[llvm-commits] [llvm] r44656 - in /llvm/trunk: lib/CodeGen/SelectionDAG/DAGCombiner.cpp lib/Target/README.txt test/CodeGen/X86/shift-combine.ll
Chris Lattner
sabre at nondot.org
Wed Dec 5 23:33:36 PST 2007
Author: lattner
Date: Thu Dec 6 01:33:36 2007
New Revision: 44656
URL: http://llvm.org/viewvc/llvm-project?rev=44656&view=rev
Log:
implement a readme entry, compiling the code into:
_foo:
movl $12, %eax
andl 4(%esp), %eax
movl _array(%eax), %eax
ret
instead of:
_foo:
movl 4(%esp), %eax
shrl $2, %eax
andl $3, %eax
movl _array(,%eax,4), %eax
ret
As it turns out, this triggers all the time, in a wide variety of
situations, for example, I see diffs like this in various programs:
- movl 8(%eax), %eax
- shll $2, %eax
- andl $1020, %eax
- movl (%esi,%eax), %eax
+ movzbl 8(%eax), %eax
+ movl (%esi,%eax,4), %eax
- shll $2, %edx
- andl $1020, %edx
- movl (%edi,%edx), %edx
+ andl $255, %edx
+ movl (%edi,%edx,4), %edx
Unfortunately, I also see stuff like this, which can be fixed in the
X86 backend:
- andl $85, %ebx
- addl _bit_count(,%ebx,4), %ebp
+ shll $2, %ebx
+ andl $340, %ebx
+ addl _bit_count(%ebx), %ebp
Added:
llvm/trunk/test/CodeGen/X86/shift-combine.ll
Modified:
llvm/trunk/lib/CodeGen/SelectionDAG/DAGCombiner.cpp
llvm/trunk/lib/Target/README.txt
Modified: llvm/trunk/lib/CodeGen/SelectionDAG/DAGCombiner.cpp
URL: http://llvm.org/viewvc/llvm-project/llvm/trunk/lib/CodeGen/SelectionDAG/DAGCombiner.cpp?rev=44656&r1=44655&r2=44656&view=diff
==============================================================================
--- llvm/trunk/lib/CodeGen/SelectionDAG/DAGCombiner.cpp (original)
+++ llvm/trunk/lib/CodeGen/SelectionDAG/DAGCombiner.cpp Thu Dec 6 01:33:36 2007
@@ -9,22 +9,6 @@
//
// This pass combines dag nodes to form fewer, simpler DAG nodes. It can be run
// both before and after the DAG is legalized.
-//
-// FIXME: Missing folds
-// sdiv, udiv, srem, urem (X, const) where X is an integer can be expanded into
-// a sequence of multiplies, shifts, and adds. This should be controlled by
-// some kind of hint from the target that int div is expensive.

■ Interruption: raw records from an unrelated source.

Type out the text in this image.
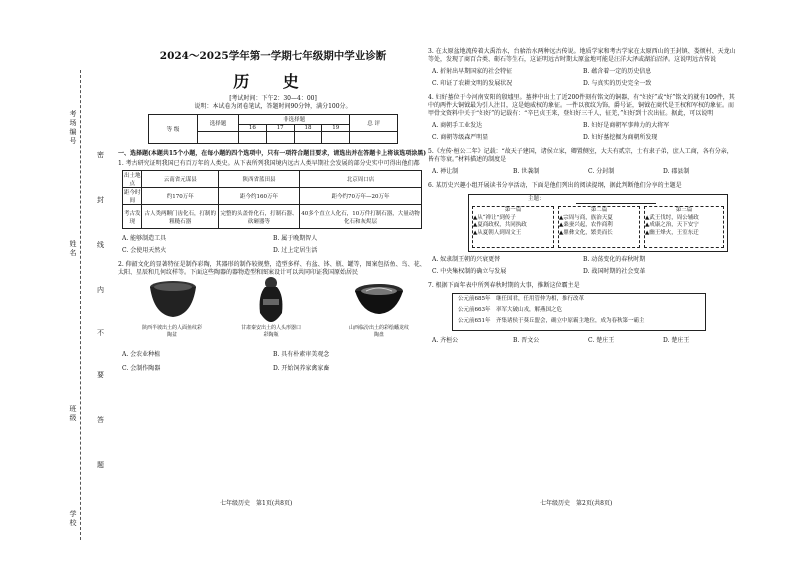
考场编号
姓名
班级
学校
密
封
线
内
不
要
答
题
2024～2025学年第一学期七年级期中学业诊断
历 史
[考试时间：下午2：30—4：00]
说明：本试卷为闭卷笔试，答题时间90分钟，满分100分。
等 级	选择题	非选择题				总 评
		16	17	18	19	

一、选择题(本题共15个小题，在每小题的四个选项中，只有一项符合题目要求，请选出并在答题卡上将该选项涂黑)
1. 考古研究证明我国已有百万年的人类史。从下表所列我国境内远古人类早期社会发展的部分史实中可得出他们都
出土地点	云南省元谋县	陕西省蓝田县	北京周口店
距今时间	约170万年	距今约160万年	距今约70万年—20万年
考古发现	古人类两颗门齿化石，打制的粗糙石器	完整的头盖骨化石，打制石器、砍砸器等	40多个直立人化石，10万件打制石器，大量动物化石和灰烬层
A. 能够制造工具	B. 属于晚期智人
C. 会使用天然火	D. 过上定居生活
2. 仰韶文化的显著特征是制作彩陶，其器形的制作较规整，造型多样、有盆、钵、瓶、罐等，图案包括鱼、鸟、花、太阳、星辰和几何纹样等。下面这些陶器的器物造型和图案设计可以共同印证我国原始居民
陕西半坡出土的人面鱼纹彩陶盆
甘肃秦安出土的人头形器口彩陶瓶
山西临汾出土的彩绘蟠龙纹陶盘
A. 会农业种植	B. 具有朴素审美观念
C. 会制作陶器	D. 开始饲养家禽家畜
七年级历史　第1页(共8页)
3. 在太原盆地流传着大禹治水，台骀治水两种远古传说。地质学家和考古学家在太原西山的王封镇、娄烦村、天龙山等处，发现了商百合类、砺石等生石，这证明远古时期太原盆地可能是汪洋大泽或湖泊沼泽。这说明远古传说
A. 折射出早期国家的社会特征	B. 蕴含着一定的历史信息
C. 印证了农耕文明的发展状况	D. 与真实的历史完全一致
4. 妇好墓位于今河南安阳的殷墟里。墓葬中出土了近200件刻有铭文的铜器，有“妇好”或“好”铭文的就有109件，其中的两件大铜钺最为引人注目，这是她威权的象征。一件以夜纹为饰，爵号证，铜钺在商代是王权和军权的象征。而甲骨文资料中关于“妇好”的记载有：“辛巳贞王来，登妇好三千人，征羌，”妇好到十次出征。据此，可以说明
A. 商朝手工业发达	B. 妇好是商朝军事帅力的大将军
C. 商朝等级森严明显	D. 妇好墓挖掘为商朝所发现
5.《左传·桓公二年》记载：“故天子建国，诸侯立家，卿置侧室，大夫有贰宗，士有隶子弟，庶人工商，各有分亲，皆有等衰。”材料描述的制度是
A. 禅让制	B. 世袭制	C. 分封制	D. 郡县制
6. 某历史兴趣小组开展读书分享活动，下面是他们列出的阅读提纲，据此判断他们分享的主题是
主题：
第一篇
▲从“禅让”到传子
▲夏商政权，共同执政
▲从夏朝人到周文王
第二篇
▲宗周与商，族治天夏
▲桑蚕兴起，农作商利
▲鼎彝文化，繁美而长
第三篇
▲武王伐纣，周公辅政
▲成康之治，天下安宁
▲幽王烽火，王室东迁
A. 奴隶制王朝的兴衰更替	B. 动荡变化的春秋时期
C. 中央集权制的确立与发展	D. 战国时期的社会变革
7. 根据下面年表中所列春秋时期的大事，推断这位霸主是
公元前685年　继任国君，任用管仲为相，推行改革
公元前663年　率军大破山戎，解燕国之危
公元前651年　齐集诸侯于葵丘盟会，确立中原霸主地位，成为春秋第一霸主
A. 齐桓公	B. 晋文公	C. 楚庄王	D. 楚庄王
七年级历史　第2页(共8页)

-// various folds of mulh[s,u] by constants such as -1, powers of 2, etc.
-//
-// FIXME: select C, pow2, pow2 -> something smart
-// FIXME: trunc(select X, Y, Z) -> select X, trunc(Y), trunc(Z)
-// FIXME: Dead stores -> nuke
-// FIXME: shr X, (and Y,31) -> shr X, Y (TRICKY!)

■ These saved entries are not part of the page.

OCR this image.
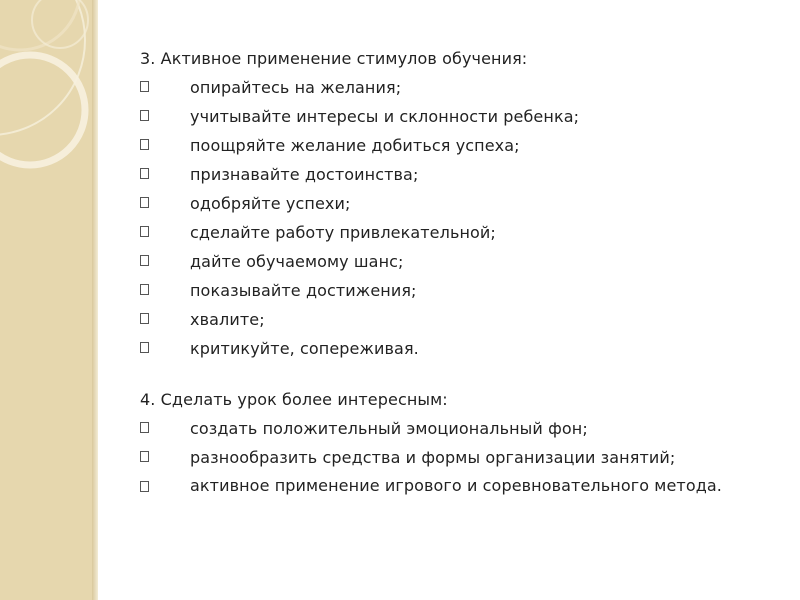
3. Активное применение стимулов обучения:
опирайтесь на желания;
учитывайте интересы и склонности ребенка;
поощряйте желание добиться успеха;
признавайте достоинства;
одобряйте успехи;
сделайте работу привлекательной;
дайте обучаемому шанс;
показывайте достижения;
хвалите;
критикуйте, сопереживая.
4. Сделать урок более интересным:
создать положительный эмоциональный фон;
разнообразить средства и формы организации занятий;
активное применение игрового и соревновательного метода.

-// FIXME: mul (x, const) -> shifts + adds
-// FIXME: undef values
-// FIXME: divide by zero is currently left unfolded. do we want to turn this
-// into an undef?
-// FIXME: select ne (select cc, 1, 0), 0, true, false -> select cc, true, false
//
//===----------------------------------------------------------------------===//
@@ -280,6 +264,8 @@
SDOperand XformToShuffleWithZero(SDNode *N);
SDOperand ReassociateOps(unsigned Opc, SDOperand LHS, SDOperand RHS);
+ SDOperand visitShiftByConstant(SDNode *N, unsigned Amt);
+
bool SimplifySelectOps(SDNode *SELECT, SDOperand LHS, SDOperand RHS);
SDOperand SimplifyBinOpWithSameOpcodeHands(SDNode *N);
SDOperand SimplifySelect(SDOperand N0, SDOperand N1, SDOperand N2);
@@ -2145,6 +2131,64 @@
return SDOperand();
}
+/// visitShiftByConstant - Handle transforms common to the three shifts, when
+/// the shift amount is a constant.
+SDOperand DAGCombiner::visitShiftByConstant(SDNode *N, unsigned Amt) {
+ SDNode *LHS = N->getOperand(0).Val;
+ if (!LHS->hasOneUse()) return SDOperand();
+
+ // We want to pull some binops through shifts, so that we have (and (shift))
+ // instead of (shift (and)), likewise for add, or, xor, etc. This sort of
+ // thing happens with address calculations, so it's important to canonicalize
+ // it.
+ bool HighBitSet = false; // Can we transform this if the high bit is set?
+
+ switch (LHS->getOpcode()) {
+ default: return SDOperand();
+ case ISD::OR:
+ case ISD::XOR:
+ HighBitSet = false; // We can only transform sra if the high bit is clear.
+ break;
+ case ISD::AND:
+ HighBitSet = true; // We can only transform sra if the high bit is set.
+ break;
+ case ISD::ADD:
+ if (N->getOpcode() != ISD::SHL)
+ return SDOperand(); // only shl(add) not sr[al](add).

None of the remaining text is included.